Program booklet for the dedication of the Great Synagogue, 1884 © Erfurt Municipal and Regional Library
"Thanks for this day, when a great house of worship, built in the splendor of our time, encompasses the congregation! Thanks that we may witness this day of jubilation!"
These were the opening lines of the sermon held by Rabbi Theodor Kroner at the ceremony dedicating the Great Synagogue on September 4, 1884. After a ban of 350 years, Jews had only been permitted to settle in Erfurt again for a few decades. Now the Jewish population was growing rapidly, and the existing synagogue no longer answered to its needs. A large new temple with a capacity for 500 had been erected on Kartäuserring, the present-day Juri-Gagarin-Ring. Mayor Richard Breslau and other important representatives of the town society attended the dedication ceremony. By the Jewish calendar, the event took place on the 14th of Elul, 5644.
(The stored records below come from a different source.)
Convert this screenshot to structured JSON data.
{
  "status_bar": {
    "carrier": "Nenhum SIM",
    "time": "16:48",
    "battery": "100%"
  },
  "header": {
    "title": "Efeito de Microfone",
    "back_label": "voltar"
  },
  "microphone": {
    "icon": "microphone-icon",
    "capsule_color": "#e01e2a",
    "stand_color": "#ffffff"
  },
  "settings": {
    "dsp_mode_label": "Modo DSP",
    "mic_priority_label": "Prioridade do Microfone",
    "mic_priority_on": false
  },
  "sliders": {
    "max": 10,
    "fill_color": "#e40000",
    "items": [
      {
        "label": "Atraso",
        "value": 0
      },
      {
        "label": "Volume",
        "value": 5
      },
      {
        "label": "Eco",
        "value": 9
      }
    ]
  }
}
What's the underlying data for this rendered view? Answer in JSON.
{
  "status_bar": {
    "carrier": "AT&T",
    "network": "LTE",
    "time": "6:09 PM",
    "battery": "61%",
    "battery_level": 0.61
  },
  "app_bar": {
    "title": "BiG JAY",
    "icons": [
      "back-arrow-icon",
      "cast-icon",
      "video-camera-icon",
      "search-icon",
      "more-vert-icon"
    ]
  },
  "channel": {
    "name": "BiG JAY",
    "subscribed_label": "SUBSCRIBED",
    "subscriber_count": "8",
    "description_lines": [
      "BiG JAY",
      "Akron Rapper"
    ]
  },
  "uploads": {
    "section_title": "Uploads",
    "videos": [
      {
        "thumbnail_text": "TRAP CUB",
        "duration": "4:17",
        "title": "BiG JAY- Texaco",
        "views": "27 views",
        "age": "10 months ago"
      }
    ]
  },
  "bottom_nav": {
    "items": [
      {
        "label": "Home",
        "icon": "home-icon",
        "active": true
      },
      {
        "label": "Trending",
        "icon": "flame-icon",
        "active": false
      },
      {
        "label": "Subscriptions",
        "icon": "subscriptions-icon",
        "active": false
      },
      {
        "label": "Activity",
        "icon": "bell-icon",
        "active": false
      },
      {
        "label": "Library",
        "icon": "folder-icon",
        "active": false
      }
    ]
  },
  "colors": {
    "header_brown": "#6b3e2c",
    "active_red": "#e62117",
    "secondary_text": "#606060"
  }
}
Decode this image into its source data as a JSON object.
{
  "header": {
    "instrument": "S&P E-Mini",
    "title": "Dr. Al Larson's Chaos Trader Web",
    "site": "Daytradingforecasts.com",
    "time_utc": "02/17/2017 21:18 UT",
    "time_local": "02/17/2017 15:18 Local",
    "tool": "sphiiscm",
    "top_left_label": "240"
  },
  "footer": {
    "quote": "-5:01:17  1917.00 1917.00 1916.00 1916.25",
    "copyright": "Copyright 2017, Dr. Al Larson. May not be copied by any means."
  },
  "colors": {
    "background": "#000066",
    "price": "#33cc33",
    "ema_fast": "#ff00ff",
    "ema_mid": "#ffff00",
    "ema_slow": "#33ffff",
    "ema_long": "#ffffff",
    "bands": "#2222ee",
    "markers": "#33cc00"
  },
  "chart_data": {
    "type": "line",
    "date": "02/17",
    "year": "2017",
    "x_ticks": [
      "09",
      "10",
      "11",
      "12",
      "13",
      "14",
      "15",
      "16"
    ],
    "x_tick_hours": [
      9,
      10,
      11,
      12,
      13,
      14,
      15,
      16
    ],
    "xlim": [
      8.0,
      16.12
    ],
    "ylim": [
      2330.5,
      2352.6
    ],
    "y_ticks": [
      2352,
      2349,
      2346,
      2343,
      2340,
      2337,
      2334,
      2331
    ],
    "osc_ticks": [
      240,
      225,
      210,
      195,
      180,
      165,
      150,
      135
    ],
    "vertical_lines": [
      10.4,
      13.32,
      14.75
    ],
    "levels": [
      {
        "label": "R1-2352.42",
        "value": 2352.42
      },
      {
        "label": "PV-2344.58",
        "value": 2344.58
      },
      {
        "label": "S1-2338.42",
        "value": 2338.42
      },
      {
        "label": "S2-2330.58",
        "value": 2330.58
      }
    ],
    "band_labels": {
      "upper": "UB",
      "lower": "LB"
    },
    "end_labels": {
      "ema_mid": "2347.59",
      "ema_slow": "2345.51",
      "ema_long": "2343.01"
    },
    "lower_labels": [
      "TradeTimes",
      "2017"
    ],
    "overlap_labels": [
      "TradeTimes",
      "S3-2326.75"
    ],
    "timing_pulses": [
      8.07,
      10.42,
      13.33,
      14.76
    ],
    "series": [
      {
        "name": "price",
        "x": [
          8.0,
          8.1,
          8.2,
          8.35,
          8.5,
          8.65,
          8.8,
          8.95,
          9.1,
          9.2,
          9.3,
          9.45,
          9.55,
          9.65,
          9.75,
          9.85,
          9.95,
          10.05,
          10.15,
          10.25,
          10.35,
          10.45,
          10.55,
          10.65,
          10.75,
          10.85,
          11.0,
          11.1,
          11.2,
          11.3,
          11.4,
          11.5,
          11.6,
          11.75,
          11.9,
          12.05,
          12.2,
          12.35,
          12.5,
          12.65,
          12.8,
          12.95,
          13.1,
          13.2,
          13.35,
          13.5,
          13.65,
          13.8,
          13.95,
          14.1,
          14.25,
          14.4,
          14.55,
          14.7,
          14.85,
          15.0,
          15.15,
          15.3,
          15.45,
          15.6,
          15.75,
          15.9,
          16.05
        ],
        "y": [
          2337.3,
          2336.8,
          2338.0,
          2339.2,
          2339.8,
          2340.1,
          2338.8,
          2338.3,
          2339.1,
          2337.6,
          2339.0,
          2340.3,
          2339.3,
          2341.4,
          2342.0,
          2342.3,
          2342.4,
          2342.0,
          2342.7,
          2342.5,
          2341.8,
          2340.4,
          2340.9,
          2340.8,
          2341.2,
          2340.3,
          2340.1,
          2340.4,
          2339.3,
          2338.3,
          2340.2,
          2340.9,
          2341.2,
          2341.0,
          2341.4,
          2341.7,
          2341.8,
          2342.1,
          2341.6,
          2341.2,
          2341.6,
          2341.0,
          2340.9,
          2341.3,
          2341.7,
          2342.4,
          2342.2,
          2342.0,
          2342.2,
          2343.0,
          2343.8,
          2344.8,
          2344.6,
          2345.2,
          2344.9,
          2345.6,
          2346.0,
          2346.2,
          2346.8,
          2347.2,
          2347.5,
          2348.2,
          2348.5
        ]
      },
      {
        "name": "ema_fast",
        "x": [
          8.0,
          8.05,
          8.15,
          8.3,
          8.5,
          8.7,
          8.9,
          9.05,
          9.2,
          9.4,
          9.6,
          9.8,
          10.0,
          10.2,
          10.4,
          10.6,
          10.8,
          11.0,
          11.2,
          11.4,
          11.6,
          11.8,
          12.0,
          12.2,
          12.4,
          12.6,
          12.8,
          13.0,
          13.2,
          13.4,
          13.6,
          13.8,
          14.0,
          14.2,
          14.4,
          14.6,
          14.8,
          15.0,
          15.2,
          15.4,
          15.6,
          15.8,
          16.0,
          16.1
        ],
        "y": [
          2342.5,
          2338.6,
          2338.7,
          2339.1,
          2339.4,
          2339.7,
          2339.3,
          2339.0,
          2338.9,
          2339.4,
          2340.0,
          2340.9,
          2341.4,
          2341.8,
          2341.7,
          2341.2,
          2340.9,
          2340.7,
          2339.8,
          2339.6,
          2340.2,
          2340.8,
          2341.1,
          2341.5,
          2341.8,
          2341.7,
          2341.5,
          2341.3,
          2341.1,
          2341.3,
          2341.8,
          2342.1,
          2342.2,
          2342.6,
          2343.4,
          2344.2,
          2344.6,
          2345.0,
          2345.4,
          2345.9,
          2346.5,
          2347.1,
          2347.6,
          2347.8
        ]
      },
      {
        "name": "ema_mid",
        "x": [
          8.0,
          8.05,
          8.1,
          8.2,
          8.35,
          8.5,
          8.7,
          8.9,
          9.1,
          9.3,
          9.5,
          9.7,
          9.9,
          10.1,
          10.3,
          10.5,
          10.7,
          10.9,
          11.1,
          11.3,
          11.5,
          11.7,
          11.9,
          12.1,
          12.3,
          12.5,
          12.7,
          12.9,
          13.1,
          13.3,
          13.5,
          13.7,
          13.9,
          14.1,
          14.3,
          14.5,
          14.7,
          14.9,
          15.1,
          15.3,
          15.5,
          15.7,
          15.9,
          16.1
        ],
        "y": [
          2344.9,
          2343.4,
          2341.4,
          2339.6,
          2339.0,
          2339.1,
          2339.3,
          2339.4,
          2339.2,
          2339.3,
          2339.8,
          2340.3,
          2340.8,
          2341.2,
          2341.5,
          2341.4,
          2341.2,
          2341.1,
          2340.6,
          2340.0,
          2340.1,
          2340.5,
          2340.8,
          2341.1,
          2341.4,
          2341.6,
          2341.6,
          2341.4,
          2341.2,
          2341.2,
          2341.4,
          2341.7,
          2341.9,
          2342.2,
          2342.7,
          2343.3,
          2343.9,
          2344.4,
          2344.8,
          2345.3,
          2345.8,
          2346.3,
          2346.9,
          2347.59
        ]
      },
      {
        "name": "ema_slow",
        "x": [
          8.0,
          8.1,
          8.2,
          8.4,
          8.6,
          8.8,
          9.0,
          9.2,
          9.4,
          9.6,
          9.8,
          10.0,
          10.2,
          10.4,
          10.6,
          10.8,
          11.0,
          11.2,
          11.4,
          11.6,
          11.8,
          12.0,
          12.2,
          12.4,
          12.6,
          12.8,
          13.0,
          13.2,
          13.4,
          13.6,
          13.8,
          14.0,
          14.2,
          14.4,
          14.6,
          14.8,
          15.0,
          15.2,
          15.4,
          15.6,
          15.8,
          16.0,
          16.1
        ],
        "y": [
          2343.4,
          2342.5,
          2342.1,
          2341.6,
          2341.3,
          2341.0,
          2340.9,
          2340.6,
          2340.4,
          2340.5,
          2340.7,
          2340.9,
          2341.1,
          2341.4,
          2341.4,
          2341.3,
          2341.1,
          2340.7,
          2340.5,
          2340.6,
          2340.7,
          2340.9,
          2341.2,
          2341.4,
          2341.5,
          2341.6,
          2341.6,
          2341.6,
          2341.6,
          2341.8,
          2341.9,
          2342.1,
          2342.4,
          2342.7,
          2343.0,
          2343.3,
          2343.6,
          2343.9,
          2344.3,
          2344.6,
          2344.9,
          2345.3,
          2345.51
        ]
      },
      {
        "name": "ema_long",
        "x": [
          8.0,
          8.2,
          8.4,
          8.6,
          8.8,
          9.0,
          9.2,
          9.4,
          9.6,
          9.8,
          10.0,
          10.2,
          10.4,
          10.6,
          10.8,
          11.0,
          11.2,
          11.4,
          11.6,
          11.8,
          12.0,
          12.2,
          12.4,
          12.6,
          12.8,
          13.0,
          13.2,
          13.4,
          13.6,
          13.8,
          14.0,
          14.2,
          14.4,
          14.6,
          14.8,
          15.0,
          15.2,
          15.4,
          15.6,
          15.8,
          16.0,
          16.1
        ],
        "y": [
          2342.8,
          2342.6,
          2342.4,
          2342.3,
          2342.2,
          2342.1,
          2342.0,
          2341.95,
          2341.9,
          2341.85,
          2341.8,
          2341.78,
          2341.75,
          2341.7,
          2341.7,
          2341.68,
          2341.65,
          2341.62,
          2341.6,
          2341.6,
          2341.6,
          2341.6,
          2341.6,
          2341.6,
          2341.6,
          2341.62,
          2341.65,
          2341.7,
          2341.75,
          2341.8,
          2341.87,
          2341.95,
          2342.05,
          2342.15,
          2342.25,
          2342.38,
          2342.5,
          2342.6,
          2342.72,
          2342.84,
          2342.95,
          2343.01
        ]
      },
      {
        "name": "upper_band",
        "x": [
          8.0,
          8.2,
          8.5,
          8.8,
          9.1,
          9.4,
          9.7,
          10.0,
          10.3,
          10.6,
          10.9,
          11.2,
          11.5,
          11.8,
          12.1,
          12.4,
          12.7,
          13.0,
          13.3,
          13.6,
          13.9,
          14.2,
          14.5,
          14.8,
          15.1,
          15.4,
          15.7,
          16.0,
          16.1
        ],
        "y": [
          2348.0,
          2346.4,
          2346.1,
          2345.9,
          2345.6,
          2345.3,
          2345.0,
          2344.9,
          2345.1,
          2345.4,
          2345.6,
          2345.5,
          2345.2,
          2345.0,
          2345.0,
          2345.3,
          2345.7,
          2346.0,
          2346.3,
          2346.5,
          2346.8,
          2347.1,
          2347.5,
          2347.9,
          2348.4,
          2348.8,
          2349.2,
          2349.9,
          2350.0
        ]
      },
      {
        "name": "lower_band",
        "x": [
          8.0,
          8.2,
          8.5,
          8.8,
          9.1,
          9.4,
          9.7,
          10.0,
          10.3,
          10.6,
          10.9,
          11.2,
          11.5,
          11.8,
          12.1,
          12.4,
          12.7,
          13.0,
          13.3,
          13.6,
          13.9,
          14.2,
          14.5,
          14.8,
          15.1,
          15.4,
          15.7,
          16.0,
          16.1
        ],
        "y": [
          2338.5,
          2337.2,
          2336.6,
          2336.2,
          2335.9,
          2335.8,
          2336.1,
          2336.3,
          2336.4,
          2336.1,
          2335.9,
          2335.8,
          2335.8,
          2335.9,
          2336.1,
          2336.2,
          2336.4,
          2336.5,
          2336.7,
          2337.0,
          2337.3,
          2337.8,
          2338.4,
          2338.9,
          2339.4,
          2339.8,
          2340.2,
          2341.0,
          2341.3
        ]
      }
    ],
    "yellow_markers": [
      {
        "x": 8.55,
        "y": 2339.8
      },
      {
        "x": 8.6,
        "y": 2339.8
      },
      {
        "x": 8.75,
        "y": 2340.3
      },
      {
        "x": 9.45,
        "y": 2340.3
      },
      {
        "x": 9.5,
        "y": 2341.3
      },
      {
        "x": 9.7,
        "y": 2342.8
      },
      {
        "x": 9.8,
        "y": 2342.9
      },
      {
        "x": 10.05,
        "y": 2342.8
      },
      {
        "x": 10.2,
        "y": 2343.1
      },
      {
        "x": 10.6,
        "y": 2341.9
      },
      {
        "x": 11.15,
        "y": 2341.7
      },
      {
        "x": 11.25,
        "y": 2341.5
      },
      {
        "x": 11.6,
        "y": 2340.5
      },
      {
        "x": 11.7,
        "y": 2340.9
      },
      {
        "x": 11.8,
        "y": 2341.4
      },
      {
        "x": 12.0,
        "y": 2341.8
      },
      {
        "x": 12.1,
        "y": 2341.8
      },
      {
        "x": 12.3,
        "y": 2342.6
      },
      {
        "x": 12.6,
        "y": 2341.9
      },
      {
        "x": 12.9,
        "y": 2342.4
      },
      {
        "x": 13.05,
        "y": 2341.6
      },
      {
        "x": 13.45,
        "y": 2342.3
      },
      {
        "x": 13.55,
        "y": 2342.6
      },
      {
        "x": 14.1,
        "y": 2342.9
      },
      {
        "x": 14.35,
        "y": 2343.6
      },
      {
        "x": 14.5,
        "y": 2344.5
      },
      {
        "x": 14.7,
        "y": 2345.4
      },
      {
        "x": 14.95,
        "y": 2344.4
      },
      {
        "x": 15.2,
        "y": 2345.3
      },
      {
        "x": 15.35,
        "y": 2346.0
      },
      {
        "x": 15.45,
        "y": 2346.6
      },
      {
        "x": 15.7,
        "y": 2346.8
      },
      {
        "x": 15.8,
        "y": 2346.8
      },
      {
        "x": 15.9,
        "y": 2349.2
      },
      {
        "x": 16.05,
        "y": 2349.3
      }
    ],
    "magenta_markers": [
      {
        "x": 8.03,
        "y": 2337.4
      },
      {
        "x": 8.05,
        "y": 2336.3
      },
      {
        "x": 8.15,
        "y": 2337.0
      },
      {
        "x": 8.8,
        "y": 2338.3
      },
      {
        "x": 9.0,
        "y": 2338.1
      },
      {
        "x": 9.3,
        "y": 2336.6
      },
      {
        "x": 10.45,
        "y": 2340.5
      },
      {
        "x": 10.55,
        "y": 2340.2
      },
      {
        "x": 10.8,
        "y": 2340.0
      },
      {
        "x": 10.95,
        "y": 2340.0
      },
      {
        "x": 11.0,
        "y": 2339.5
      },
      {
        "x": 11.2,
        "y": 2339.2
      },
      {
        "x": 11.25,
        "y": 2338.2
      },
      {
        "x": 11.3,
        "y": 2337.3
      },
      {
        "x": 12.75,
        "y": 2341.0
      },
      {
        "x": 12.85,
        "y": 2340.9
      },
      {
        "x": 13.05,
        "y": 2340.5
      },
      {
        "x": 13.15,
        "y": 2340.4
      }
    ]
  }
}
The synagogue in Erfurt was one of many Jewish temples built in this period. Its architect Siegfried Kusnitzky, for example, was simultaneously overseeing the construction of the Börneplatz Synagogue in Frankfurt am Main. With its Arabic elements, the Moorish style of the Erfurt Synagogue radiated an aura of self-confidence. Visible far and wide, the dome with a tower on either side, the ornaments, and the colorful brickwork made the temple an imposing edifice. With this synagogue, the Jewish community claimed a prominent place for itself in the town society.
The Hebrew inscription over the main entrance read: “For my house shall be named a house of prayer for all peoples”. This was the congregation’s reply to all who continued to ostracize the Jews and oppose their equality before the law. For the Jewish community, the synagogue was a house of encounter and openness to the world.